More research is needed into the use of HE4 for the detection of ovarian cancer. Notably, cut-off values need to be validated, with separate defined values for premenopausal and postmenopausal patients. Studies to date have not provided a universal HE4 reference range for healthy women from different populations, and values used by different laboratories vary [43]. It is also noteworthy that unlike CA125, HE4 levels may be increased by smoking and decreased by the use of oral contraception [44, 45]. Therefore, these lifestyle factors should be taken into account when interpreting HE4 measurements.

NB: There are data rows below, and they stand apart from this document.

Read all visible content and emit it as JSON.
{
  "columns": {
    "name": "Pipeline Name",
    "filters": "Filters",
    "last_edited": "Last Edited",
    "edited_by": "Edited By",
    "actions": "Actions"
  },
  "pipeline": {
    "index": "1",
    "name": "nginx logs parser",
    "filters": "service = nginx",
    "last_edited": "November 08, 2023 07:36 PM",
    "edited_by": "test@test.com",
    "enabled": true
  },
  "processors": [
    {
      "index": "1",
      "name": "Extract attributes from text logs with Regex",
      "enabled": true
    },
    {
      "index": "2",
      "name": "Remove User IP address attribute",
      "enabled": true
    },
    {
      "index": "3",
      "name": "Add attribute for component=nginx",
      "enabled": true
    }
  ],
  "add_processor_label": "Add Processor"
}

In the present study we did not systematically analyse the dynamics of the biomarkers; therefore, future trials should include preoperative analyses of CA125 and HE4 to evaluate whether this additional information can increase the ability of these biomarkers to discriminate between benign and malignant pelvic masses.

In conclusion, the results presented here add to existing evidence that ROMA and HE4 could be valuable biomarkers to assist with the diagnosis of ovarian cancer in premenopausal patients. The use of HE4 measurements and ROMA calculation in this setting may help to facilitate referral of patients to the appropriate specialist to give the best chance of optimal treatment and long-term survival. In postmenopausal patients, CA125 may be the most accurate marker.